We love you mom. Now get back to work
A few years later in 2011, Mr.Clean made a failed attempt at rage bait with its ‘Mothers Day’ ad in which a woman is seen with her daughter, cleaning a window. It reads ‘This Mother’s Day, get Back to the job that really matters’. Younger generations did not approve.
Nowadays, the same reason we’re experiencing unprecedented levels of divisiveness in society accounts for why good rage bait is successful: not only is it cost-effective and guaranteed to grab eyeballs, it can be targeted. Effective rage bait won’t even register as such to potential customers you’re trying to convert. They’ll either feel compelled to defend your content against those that are enraged by it, or to engage with a sense of curiosity. The Jake v. AJ fight engaged both the lovers and haters of Jake, and gave AJ a huge new fanbase.

Jake Paul: pre-fight shit-talking all the way to the bank
Well-thought-out rage bait causes the consumer to affirm their allegiance in the comment section, while also triggering the opposition—those for whom the rage bait is meant to negatively engage—to enter revenge mode. Instead of swiping past the bait, anger persuades them to spend minutes crafting a sharp-tongued retort, all while unknowingly boosting the content by causing the algorithm to assume they’re lingering on it for good reason. It’s a clever win-win.
Rage bait is far more effective when the viewer is the product, not the target. Engagement doesn’t equal sales. American Eagle’s Sydney Sweeney ads indeed boosted traffic, leading to an increase in stock price for a few months after the campaign, while sales only rose a paltry 1%. There was no sustained uplift. Not only did AE fail to understand its customer base (aka not MAGA boomers), it appears to have been misled by its marketing team. Nobody told them that more eyeballs only means more money if the product is views.

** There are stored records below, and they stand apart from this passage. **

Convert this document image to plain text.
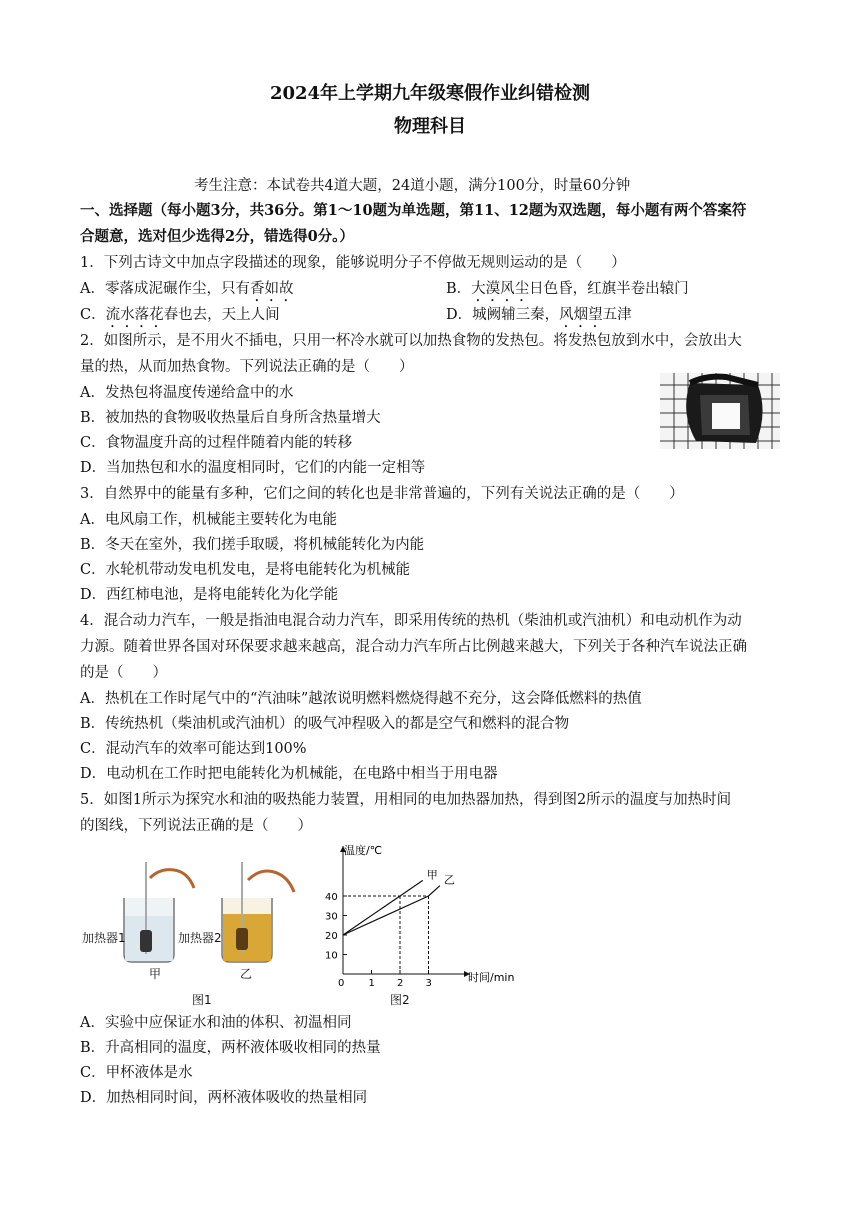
2024年上学期九年级寒假作业纠错检测
物理科目
考生注意：本试卷共4道大题，24道小题，满分100分，时量60分钟
一、选择题（每小题3分，共36分。第1～10题为单选题，第11、12题为双选题，每小题有两个答案符
合题意，选对但少选得2分，错选得0分。）
1．下列古诗文中加点字段描述的现象，能够说明分子不停做无规则运动的是（　　）
A．零落成泥碾作尘，只有香如故	B．大漠风尘日色昏，红旗半卷出辕门
C．流水落花春也去，天上人间	D．城阙辅三秦，风烟望五津
2．如图所示，是不用火不插电，只用一杯冷水就可以加热食物的发热包。将发热包放到水中，会放出大
量的热，从而加热食物。下列说法正确的是（　　）
A．发热包将温度传递给盒中的水
B．被加热的食物吸收热量后自身所含热量增大
C．食物温度升高的过程伴随着内能的转移
D．当加热包和水的温度相同时，它们的内能一定相等
3．自然界中的能量有多种，它们之间的转化也是非常普遍的，下列有关说法正确的是（　　）
A．电风扇工作，机械能主要转化为电能
B．冬天在室外，我们搓手取暖，将机械能转化为内能
C．水轮机带动发电机发电，是将电能转化为机械能
D．西红柿电池，是将电能转化为化学能
4．混合动力汽车，一般是指油电混合动力汽车，即采用传统的热机（柴油机或汽油机）和电动机作为动
力源。随着世界各国对环保要求越来越高，混合动力汽车所占比例越来越大，下列关于各种汽车说法正确
的是（　　）
A．热机在工作时尾气中的“汽油味”越浓说明燃料燃烧得越不充分，这会降低燃料的热值
B．传统热机（柴油机或汽油机）的吸气冲程吸入的都是空气和燃料的混合物
C．混动汽车的效率可能达到100%
D．电动机在工作时把电能转化为机械能，在电路中相当于用电器
5．如图1所示为探究水和油的吸热能力装置，用相同的电加热器加热，得到图2所示的温度与加热时间
的图线，下列说法正确的是（　　）
加热器1	加热器2
甲	乙
图1
温度/℃
时间/min
10
20
30
40
0 1 2 3
甲 乙
图2
A．实验中应保证水和油的体积、初温相同
B．升高相同的温度，两杯液体吸收相同的热量
C．甲杯液体是水
D．加热相同时间，两杯液体吸收的热量相同
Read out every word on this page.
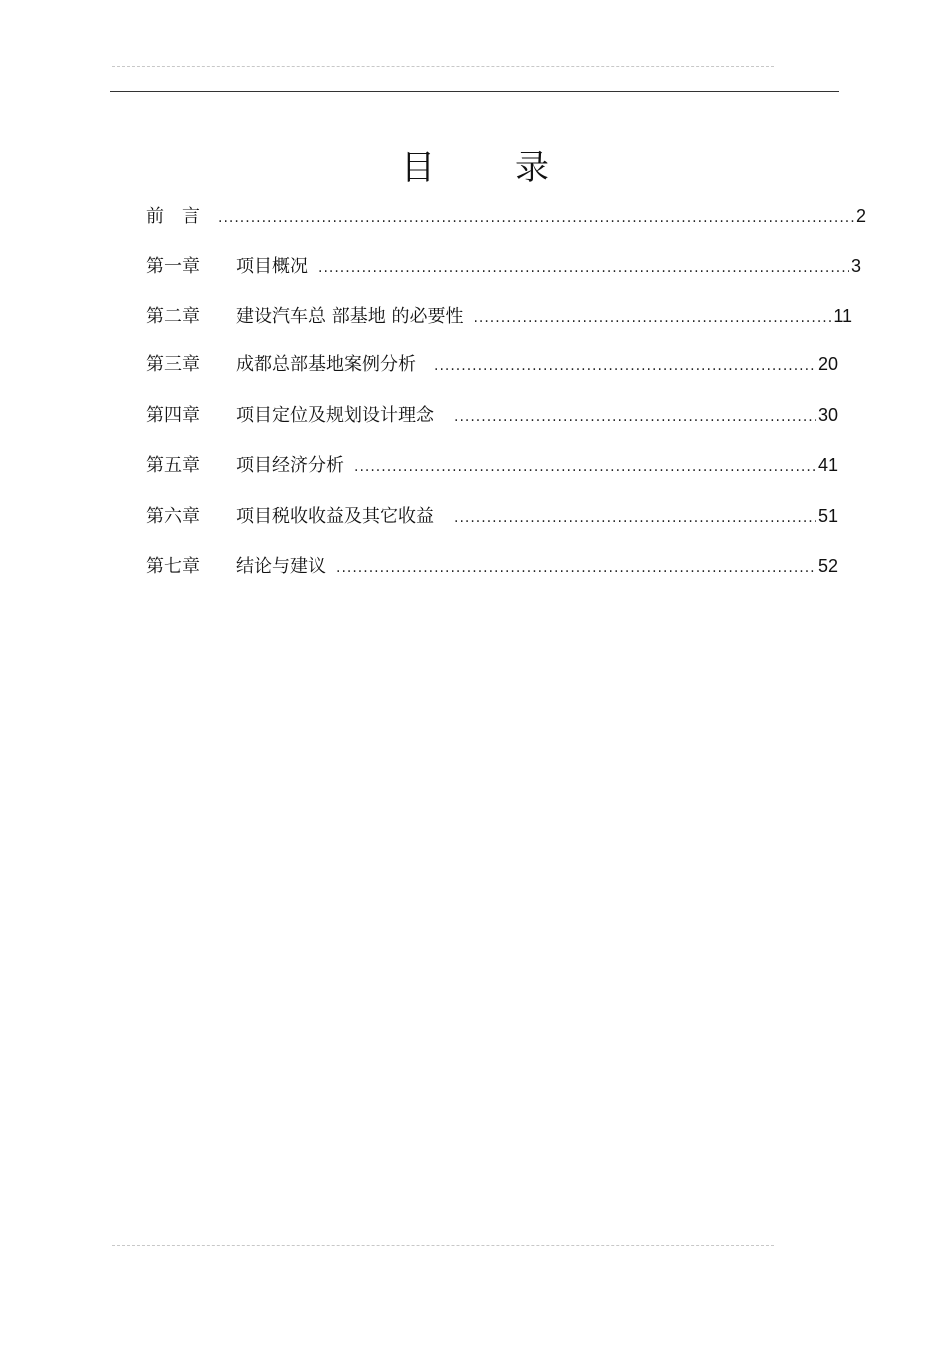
目 录
前　言 .....	2
第一章	项目概况 .....	3
第二章	建设汽车总 部基地 的必要性 .....	11
第三章	成都总部基地案例分析 .....	20
第四章	项目定位及规划设计理念 .....	30
第五章	项目经济分析 .....	41
第六章	项目税收收益及其它收益 .....	51
第七章	结论与建议 .....	52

Likewise, cosmetic line E.L.F. took a shot at the bait tactic by using ‘comedian’ Matt Rife in their 2025 campaign and touched all the wrong nerves. For those unaware, Matt Rife is a straight white male who opened his special ‘Natural Selection’ with a ‘joke’ about domestic violence. He explains that upon entering a restaurant, the hostess seating him had a ‘full black eye’. He notes that they shouldn’t have her as the face of the restaurant and that she should be hidden in the kitchen to cook instead. Then he retracts that suggestion, noting how if she could actually cook, she wouldn’t have gotten the black eye in the first place. The joke was the subject of much uproar online and resulted in being boycotted in August 2025. Consumers took their grievances one step further than they had with AE, who dog whistled their discrimination instead of using a megaphone.
Here’s the thing about us humans: we love a hero. To get one, there’s got to be a villain. In the Jake Paul v. AJ fight, that was Paul. For him, it worked, because again, the views gave both parties a giant payday. Unfortunately when you’ve got a product to sell, playing the villain—as American Eagle did—doesn’t pan out. That said, it did create space for a hero brand to swoop in and save the day: tried and true legacy brand Gap.
Its beautifully crafted, immaculately choreographed ‘Better in Denim’ commercial was released in August 2025, mere weeks after the AE debacle. People of all shades, shapes, and genders delivered slick moves to Kelis’ classic ‘milkshake’. And yes, it’s better than yours AE. But I’m sure Gap thanks you for the set up to a slam-dunk.
Aria Novosedlik is a Toronto-based designer, writer and researcher.